Alfred se encogió de hombros, dándole poca importancia a lo que decía Dave.

—¿Y qué más da? Ellos no son humanos, sólo bestias que tarde o temprano pierden el control.

—Lo son, Alfred, tienen una parte de humanidad. Y muchas veces son más personas que algún dirigente de las Órdenes.

—¡Personas! — exclamó Alfred. – son mierdas andantes. Si tuviera uno delante y un arma cargada no me lo pensaría dos veces.

Dave se levantó y claramente contrariado por las palabras del otro, le dio la espalda mirando hacia la oscuridad del bosque. Mientras tanto, Alfred apagó la hoguera y se dirigió a la tienda de campaña que montaron hace algunas horas.

—Deberías pensar un poco más en ello. Que uno de ellos haya matado a tu hija no significa que el resto sea igual. —dijo Dave.

—Creo que no tengo mucho en lo que pensar. Me voy a la cama.

Dave no le respondió. En cambio, comenzó a temblar y a producir sonidos extraños. Alfred lo miró y se dio cuenta de que su piel había adquirido un enfermizo color blanco.

—¿Dave? ¿Estás bien?

Lo único que obtuvo fue silencio como respuesta. El bosque parecía haber cesado con sus sonidos igual que el hombre. Y entonces Dave se estremeció mientras se encorvaba. Y justo en ese preciso momento cambió.

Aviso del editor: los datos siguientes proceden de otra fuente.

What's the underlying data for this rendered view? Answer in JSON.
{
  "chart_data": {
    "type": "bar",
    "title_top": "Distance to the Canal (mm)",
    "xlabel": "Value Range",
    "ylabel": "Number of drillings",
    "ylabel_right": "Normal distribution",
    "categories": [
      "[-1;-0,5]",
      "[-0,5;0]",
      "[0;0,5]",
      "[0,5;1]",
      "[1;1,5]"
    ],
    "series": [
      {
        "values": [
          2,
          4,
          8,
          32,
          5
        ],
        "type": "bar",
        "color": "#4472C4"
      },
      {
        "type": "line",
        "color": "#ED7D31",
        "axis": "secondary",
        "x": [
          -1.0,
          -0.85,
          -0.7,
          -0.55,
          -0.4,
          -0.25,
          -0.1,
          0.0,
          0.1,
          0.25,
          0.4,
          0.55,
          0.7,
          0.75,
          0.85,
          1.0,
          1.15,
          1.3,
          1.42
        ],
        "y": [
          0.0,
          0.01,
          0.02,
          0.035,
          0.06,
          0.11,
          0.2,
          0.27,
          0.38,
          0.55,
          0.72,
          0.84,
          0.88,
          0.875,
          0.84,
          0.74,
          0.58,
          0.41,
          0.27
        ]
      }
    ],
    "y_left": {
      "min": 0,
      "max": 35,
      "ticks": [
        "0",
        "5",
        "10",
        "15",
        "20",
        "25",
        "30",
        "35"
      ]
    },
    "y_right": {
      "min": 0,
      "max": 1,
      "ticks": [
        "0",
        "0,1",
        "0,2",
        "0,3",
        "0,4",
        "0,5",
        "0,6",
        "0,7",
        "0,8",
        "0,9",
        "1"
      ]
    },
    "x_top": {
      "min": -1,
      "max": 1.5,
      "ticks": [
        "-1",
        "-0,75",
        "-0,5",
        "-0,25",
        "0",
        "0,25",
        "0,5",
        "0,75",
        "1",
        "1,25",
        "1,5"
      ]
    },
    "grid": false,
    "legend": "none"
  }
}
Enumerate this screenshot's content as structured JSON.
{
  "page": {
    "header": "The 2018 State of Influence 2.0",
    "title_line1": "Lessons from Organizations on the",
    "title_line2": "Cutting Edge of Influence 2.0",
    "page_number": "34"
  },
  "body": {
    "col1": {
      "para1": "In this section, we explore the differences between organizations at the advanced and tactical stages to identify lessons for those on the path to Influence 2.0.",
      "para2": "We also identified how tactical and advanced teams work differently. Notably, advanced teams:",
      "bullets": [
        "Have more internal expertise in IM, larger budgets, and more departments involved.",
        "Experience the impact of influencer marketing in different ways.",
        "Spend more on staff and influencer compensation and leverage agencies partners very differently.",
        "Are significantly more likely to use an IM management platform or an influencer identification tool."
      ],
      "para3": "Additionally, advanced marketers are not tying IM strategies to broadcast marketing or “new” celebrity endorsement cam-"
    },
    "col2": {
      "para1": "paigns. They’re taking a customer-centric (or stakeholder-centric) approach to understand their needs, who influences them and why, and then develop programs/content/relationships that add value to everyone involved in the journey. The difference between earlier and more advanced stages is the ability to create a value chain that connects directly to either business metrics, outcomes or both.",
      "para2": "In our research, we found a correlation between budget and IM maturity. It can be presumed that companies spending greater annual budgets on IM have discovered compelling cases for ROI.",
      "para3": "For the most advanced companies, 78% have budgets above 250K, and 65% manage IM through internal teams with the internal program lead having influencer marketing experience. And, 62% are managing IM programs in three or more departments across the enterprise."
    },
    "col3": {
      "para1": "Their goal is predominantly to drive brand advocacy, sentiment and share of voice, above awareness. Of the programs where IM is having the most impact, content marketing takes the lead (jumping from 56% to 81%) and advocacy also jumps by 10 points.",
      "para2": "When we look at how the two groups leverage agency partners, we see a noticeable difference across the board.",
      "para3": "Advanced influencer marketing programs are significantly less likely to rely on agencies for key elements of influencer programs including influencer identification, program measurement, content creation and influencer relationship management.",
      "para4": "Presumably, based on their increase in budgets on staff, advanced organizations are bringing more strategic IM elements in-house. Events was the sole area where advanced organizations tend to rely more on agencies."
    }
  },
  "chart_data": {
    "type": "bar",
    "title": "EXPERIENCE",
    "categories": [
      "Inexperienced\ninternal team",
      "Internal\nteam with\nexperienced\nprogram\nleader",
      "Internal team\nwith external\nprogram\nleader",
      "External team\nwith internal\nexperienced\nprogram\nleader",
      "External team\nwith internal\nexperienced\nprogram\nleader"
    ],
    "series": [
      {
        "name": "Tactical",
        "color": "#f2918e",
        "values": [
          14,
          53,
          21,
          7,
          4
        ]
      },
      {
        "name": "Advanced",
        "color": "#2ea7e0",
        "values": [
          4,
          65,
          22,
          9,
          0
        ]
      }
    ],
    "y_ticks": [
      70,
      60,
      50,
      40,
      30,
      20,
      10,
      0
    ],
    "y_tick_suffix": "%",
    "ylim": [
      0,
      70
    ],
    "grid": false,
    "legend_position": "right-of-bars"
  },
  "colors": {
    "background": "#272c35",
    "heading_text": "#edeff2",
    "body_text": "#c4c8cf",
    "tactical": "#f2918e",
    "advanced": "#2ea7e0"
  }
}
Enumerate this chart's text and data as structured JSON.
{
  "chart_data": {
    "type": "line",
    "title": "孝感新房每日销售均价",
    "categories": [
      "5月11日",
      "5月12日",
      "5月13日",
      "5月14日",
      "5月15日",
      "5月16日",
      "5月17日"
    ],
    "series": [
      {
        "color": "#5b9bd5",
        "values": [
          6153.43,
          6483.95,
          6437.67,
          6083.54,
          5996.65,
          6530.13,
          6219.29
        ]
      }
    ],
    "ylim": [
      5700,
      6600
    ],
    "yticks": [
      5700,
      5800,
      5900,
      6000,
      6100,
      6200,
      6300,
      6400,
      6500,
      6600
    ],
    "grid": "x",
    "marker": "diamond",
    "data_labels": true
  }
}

No era un proceso lento, cambió su apariencia como si no hubiese nada de dificultad en ello.

Alfred miró con puro terror a la criatura ante él. Un enorme ciervo blanco que medía casi tres metros con sus astas, las cuales eran del mismo color blanquecino del cuerpo. Le observaba con esos ojos color miel que tanto se parecían a la calma del desierto antes de una tormenta de arena.

—¿Dave? — la voz de Alfred temblaba, al igual que todo su cuerpo.

Inesperadamente sacó el cuchillo de su cinturón y apuntó al indefenso animal, quien lo observaba con evidente tristeza

El ciervo blanco alargó el cuello como si quisiese transmitirle la calma de sus ojos pero eso no pareció ser suficiente pues Alfred, de un salto, se aproximó al animal y le cortó el cuello.

El animal cayó pesadamente al suelo mientras de la herida fatal de su cuello brotaba la sangre, tiñendo el pelaje del ciervo. Éste pestañeó rápidamente para luego cerrar definitivamente los ojos, ocultando el color miel que tan familiar había sido para Alfred.